Carey Linde stated that hallucinogenic mushrooms were "unknown" outside
the "care and control" of Mexican shamans until a UBC student found them
in a cow pasture in 1964 [Letters, May 31-June 7]. This statement may be
misleading without the following background: 16thcentury Spaniards noted
that Aztec mystics ate teonanacatl ("divine mushroom"), but the substance's
identity was thought to have been lost.

In 1919 Austrian doctor Plasius Paul Reko reported that Mexican shamans
still used a narcotic mushroom that grew on dung heaps.

Researchers tried for decades to track down the mysterious fungus.

Gordon Wasson, mushroom enthusiast and vice-president of the J.P. Morgan
Bank, attended an indigenous ceremony in Oaxaca, Mexico, in 1955. As part
of the rite he ate a dozen Psilocybe mushrooms and plunged into a
resplendent world of shimmering geometries, gardens, and palaces.
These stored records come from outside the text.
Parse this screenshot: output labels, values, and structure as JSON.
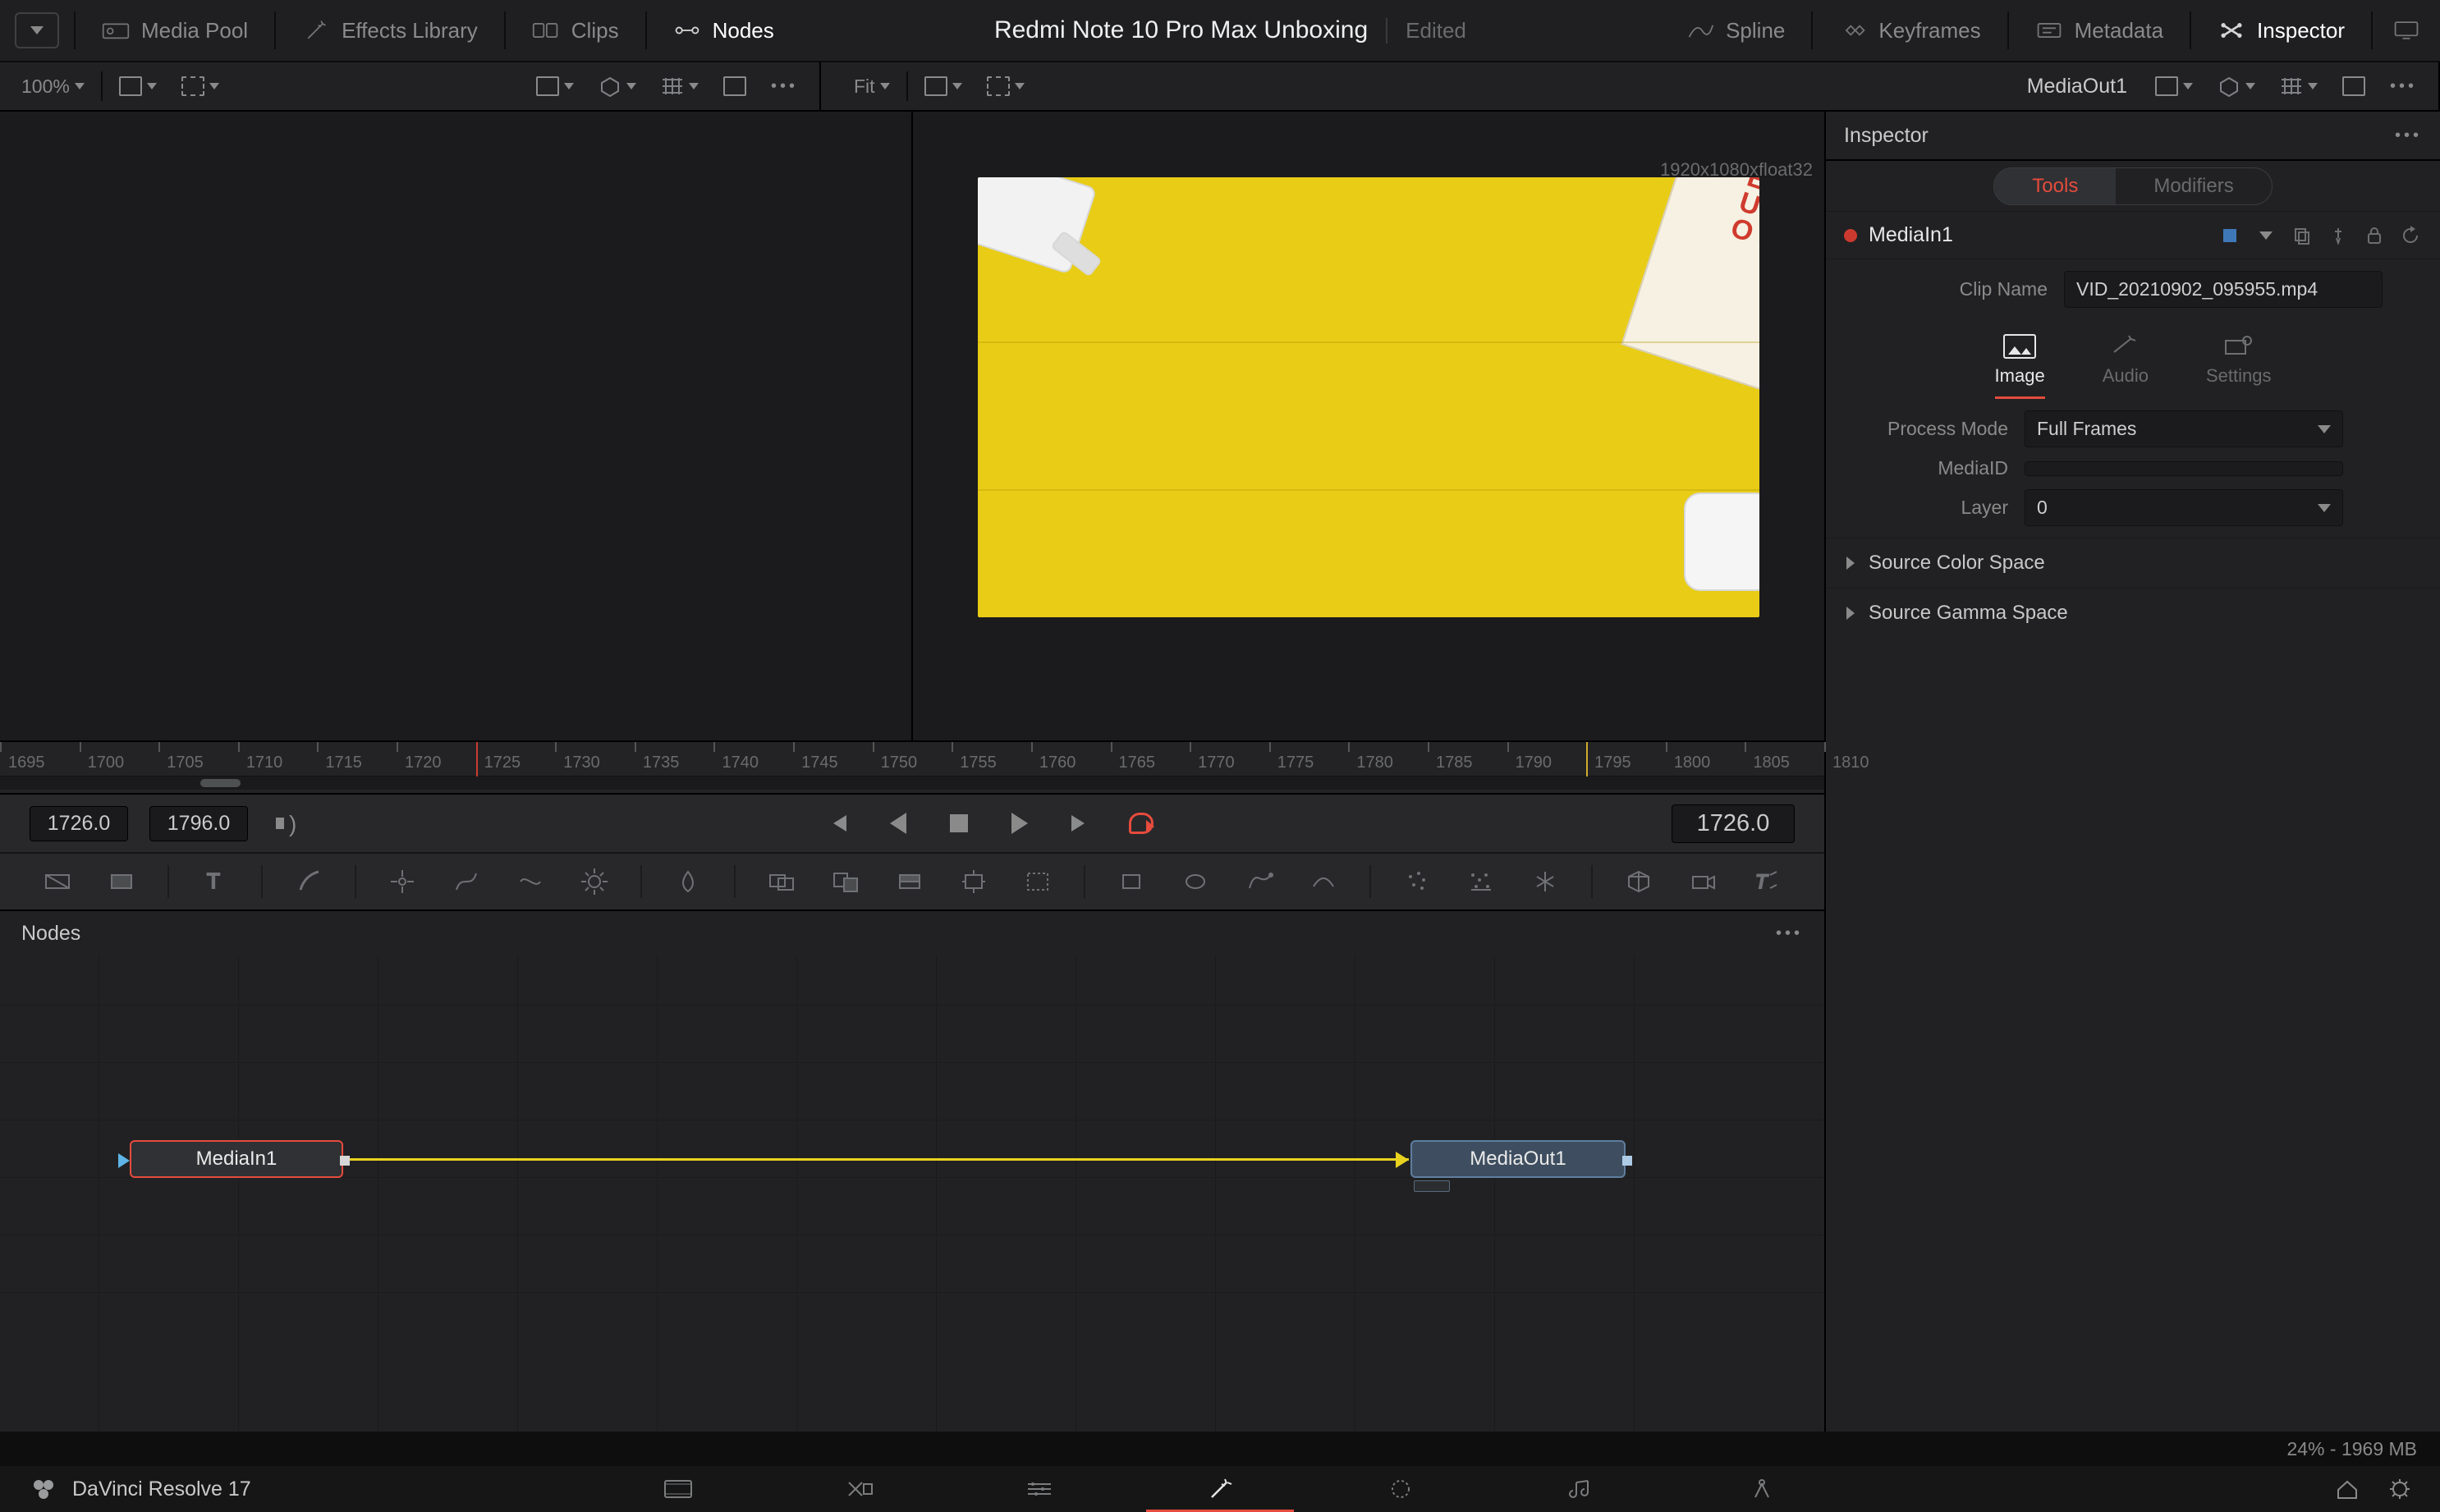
{
  "top": {
    "media_pool": "Media Pool",
    "effects_library": "Effects Library",
    "clips": "Clips",
    "nodes": "Nodes",
    "spline": "Spline",
    "keyframes": "Keyframes",
    "metadata": "Metadata",
    "inspector": "Inspector"
  },
  "title": {
    "project": "Redmi Note 10 Pro Max Unboxing",
    "status": "Edited"
  },
  "sub_left": {
    "zoom": "100%"
  },
  "sub_right": {
    "fit": "Fit",
    "active_out": "MediaOut1"
  },
  "viewer": {
    "resolution": "1920x1080xfloat32"
  },
  "ruler": {
    "start": 1695,
    "step": 5,
    "count": 24,
    "playhead_red": 1725,
    "playhead_yellow": 1795,
    "scroll_thumb_left_pct": 11,
    "scroll_thumb_width_pct": 2.2
  },
  "transport": {
    "in_time": "1726.0",
    "out_time": "1796.0",
    "current": "1726.0"
  },
  "nodes_panel": {
    "title": "Nodes"
  },
  "nodes": {
    "in": "MediaIn1",
    "out": "MediaOut1"
  },
  "inspector": {
    "header": "Inspector",
    "tab_tools": "Tools",
    "tab_modifiers": "Modifiers",
    "node_name": "MediaIn1",
    "clip_name_label": "Clip Name",
    "clip_name": "VID_20210902_095955.mp4",
    "subtabs": {
      "image": "Image",
      "audio": "Audio",
      "settings": "Settings"
    },
    "labels": {
      "process_mode": "Process Mode",
      "media_id": "MediaID",
      "layer": "Layer"
    },
    "values": {
      "process_mode": "Full Frames",
      "media_id": "",
      "layer": "0"
    },
    "sections": {
      "source_color": "Source Color Space",
      "source_gamma": "Source Gamma Space"
    }
  },
  "status": {
    "mem": "24% - 1969 MB"
  },
  "bottom": {
    "app": "DaVinci Resolve 17"
  }
}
The following year he led an expedition to collect the mushrooms for
analysis, which were then cultivated by several laboratories in North
America and Europe. One of Wasson's assistants was covertly working for the
CIA, which had caught wind of the discovery and wished to test its
potential as a secret weapon, truth serum, and torture instrument. But the
CIA was beaten to the punch by chemists at Sandoz Pharmaceuticals, who
extracted the hallucinogen psilocybin from the mushroom and published their
findings.

In May 1957, Life magazine included a 17-page article, read by millions:
"Seeking the Magic Mushrooms: A New York Banker Goes to Mexico's Mountains
to Participate in the Age-Old Ritual of Indians who Chew Strange Growths
for Visions". This piece introduced the term magic mushrooms.